Cape to Cairo: New Trade Deal Unites Africa To Challenge Nigeria


TFTA:’Trade from the Cape to Cairo’

In colonial times, the British dreamt of a ‘red line’ of territories, linking Cairo to the Cape in South Africa. They dreamt of being able to construct a railway, a direct line between the two, and all in between. A new trade deal may make this reality. At least, in spirit.

On Wednesday, the leaders of 26 African countries met in Cairo to discuss the Tripartite Free Trade Area, which will be signed on the 19th of June. Known as the TFTA, the deal is expected to be momentous for trade within the continent. Prior to the agreement, trade in Africa was conducted between a number of regional zones. The new trade deal has united three of these, and by doing so, connected over 600 million people. Comesa, EAC, and Sadc combined to create a trade bloc covering north, south, central, and east. However, there is a notable exception to this trade deal: Africa’s largest economy, Nigeria.

The countries involved in the trade deal were keen to point out their reasoning. They argued that the division of African economies into many economic zones created barriers, and artificially raised the prices of goods. By establishing TFTA, they argued that trade would be significantly easier, and this would create $1trn of economic activity.

So why was ECOWAS  (Economic Confederation of West African States) excluded? ECOWAS includes fifteen west African countries, and crucially African trade giant, Nigeria.

At over 170 million, its population is more than a quarter of the 26 TFA countries combined. Its population is a sixth of that of the whole of Africa. Nigeria also possesses Africa’s largest economy. What motives could the TFTA countries possibly have for limited trade with this group and excluding Africa’s biggest economy?

The answer is competition. Demographically and economically, Nigeria is undoubtedly Africa’s new unparalleled giant. South Africa, its closest rival, has a GDP over $170bn lower. With less than a third of Nigeria’s population, South Africa also lacks the levels of human capital to take on Nigeria alone. The TFTA trade deal, with its marked exclusion of Nigeria and its neighbours makes this clear. Alternatively, perhaps the inclusion of ECOWAS would simply be logistically impossible. The TFTA trade deal is a fairly loose trade arrangement between the 26 states. Although it has been agreed upon, each affected country must then sign the trade agreement into law. At this stage at least, there are no hints of an ever closer union between these states. ECOWAS, however, is much more serious.

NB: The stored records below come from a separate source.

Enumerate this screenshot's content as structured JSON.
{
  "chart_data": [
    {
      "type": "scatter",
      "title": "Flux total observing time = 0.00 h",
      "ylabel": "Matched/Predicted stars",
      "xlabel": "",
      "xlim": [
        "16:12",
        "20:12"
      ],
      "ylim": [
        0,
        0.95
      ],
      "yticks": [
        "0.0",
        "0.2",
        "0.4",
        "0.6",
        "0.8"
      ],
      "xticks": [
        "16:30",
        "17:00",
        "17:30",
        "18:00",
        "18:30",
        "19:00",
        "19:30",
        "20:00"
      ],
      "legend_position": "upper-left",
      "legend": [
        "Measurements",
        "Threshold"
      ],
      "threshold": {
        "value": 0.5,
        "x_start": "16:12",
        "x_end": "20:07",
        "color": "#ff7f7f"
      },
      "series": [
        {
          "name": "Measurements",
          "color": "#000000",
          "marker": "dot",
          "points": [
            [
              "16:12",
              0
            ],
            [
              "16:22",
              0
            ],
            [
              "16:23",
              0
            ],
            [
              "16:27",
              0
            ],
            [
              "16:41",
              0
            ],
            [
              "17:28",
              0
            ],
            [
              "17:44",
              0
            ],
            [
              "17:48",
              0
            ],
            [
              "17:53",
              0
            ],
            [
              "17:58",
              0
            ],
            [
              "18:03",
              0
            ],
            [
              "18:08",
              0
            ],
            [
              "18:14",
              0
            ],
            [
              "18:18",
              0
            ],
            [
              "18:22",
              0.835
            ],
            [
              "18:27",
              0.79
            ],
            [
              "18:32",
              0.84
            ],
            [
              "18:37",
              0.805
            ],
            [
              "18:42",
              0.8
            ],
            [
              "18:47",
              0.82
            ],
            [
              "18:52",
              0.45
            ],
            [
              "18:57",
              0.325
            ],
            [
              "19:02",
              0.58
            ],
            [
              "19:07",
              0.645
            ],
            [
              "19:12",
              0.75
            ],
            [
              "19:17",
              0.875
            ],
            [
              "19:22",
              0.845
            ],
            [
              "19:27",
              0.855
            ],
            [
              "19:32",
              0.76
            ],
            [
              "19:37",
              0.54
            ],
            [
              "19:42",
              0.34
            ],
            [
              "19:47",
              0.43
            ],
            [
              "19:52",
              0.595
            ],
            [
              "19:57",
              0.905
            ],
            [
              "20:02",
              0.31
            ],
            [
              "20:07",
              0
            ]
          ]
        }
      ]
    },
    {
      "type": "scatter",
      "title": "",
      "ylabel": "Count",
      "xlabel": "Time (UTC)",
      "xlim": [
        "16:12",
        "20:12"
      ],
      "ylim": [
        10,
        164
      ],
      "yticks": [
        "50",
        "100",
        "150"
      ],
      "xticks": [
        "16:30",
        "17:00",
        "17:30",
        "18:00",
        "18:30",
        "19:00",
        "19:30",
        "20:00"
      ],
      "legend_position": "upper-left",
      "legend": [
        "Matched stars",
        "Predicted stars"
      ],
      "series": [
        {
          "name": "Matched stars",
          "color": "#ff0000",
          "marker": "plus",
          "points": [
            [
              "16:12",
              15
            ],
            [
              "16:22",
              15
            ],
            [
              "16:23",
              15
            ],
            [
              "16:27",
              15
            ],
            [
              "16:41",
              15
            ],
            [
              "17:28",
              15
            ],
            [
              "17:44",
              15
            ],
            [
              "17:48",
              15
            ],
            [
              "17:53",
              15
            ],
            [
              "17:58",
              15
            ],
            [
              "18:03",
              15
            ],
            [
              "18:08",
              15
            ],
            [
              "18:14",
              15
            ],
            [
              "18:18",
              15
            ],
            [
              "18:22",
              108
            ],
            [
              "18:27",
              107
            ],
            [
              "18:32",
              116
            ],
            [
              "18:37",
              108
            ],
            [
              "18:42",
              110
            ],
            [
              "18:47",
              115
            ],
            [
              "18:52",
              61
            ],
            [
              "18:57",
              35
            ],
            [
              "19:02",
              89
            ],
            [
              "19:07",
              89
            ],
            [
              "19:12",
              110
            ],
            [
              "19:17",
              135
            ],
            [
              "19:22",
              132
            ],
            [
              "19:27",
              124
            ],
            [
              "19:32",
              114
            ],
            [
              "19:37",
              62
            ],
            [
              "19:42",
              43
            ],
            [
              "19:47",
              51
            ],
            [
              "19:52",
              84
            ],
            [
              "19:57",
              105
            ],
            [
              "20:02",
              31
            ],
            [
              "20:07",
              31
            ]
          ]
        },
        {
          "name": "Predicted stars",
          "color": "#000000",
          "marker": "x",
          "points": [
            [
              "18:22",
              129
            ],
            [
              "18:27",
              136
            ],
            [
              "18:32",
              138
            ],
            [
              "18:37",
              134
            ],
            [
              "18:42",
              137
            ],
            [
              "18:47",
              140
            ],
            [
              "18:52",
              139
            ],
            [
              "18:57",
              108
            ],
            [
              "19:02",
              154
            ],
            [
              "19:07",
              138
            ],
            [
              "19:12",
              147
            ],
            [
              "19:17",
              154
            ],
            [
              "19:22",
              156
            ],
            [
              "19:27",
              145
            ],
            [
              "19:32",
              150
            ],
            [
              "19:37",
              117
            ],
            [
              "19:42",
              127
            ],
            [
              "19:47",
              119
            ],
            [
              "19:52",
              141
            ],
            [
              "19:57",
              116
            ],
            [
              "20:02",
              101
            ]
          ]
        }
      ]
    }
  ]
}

It would not be an exaggeration to compare ECOWAS to a European Union-style system. At forty years old, the union has developed into a much stronger political and economic force. ECOWAS states enjoy the free movement of peoples, with no visas required for travel between the countries. Citizens of member states have the right to live in any other member state. Regional roads between states have been constructed. ECOWAS even cooperates on matters of justice and security.  There are pushes towards a full monetary union. They even have an anthem.

There exists an ECOWAS Commission in Nigeria’s capital, Abuja, an ECOWAS Court of Justice, and various organisations such as a development bank, and a health organisation. The TFTA trade ‘group’ is nowhere near as comprehensive; and it shows no signs of heading this way.

The exclusion of certain countries from the TFTA trade deal may simply come down to pure logistics. It may simply be too difficult to include the closely-tied countries of ECOWAS, and the often politically-turbulent central African states of Cemac. With their maxim of regional self-reliance, ECOWAS members seem to be resolute on regional cooperation. A 0.5% levy on trade imports from outside ECOWAS symbolises this commitment. But given the economic realities, it is hard to believe that there is not more to this. With its large population, the inclusion of Nigeria and ECOWAS may make them the largest beneficiaries. As they attempt to boost their own economies, this would surely be the last thing the TFTA ‘trade’ countries need.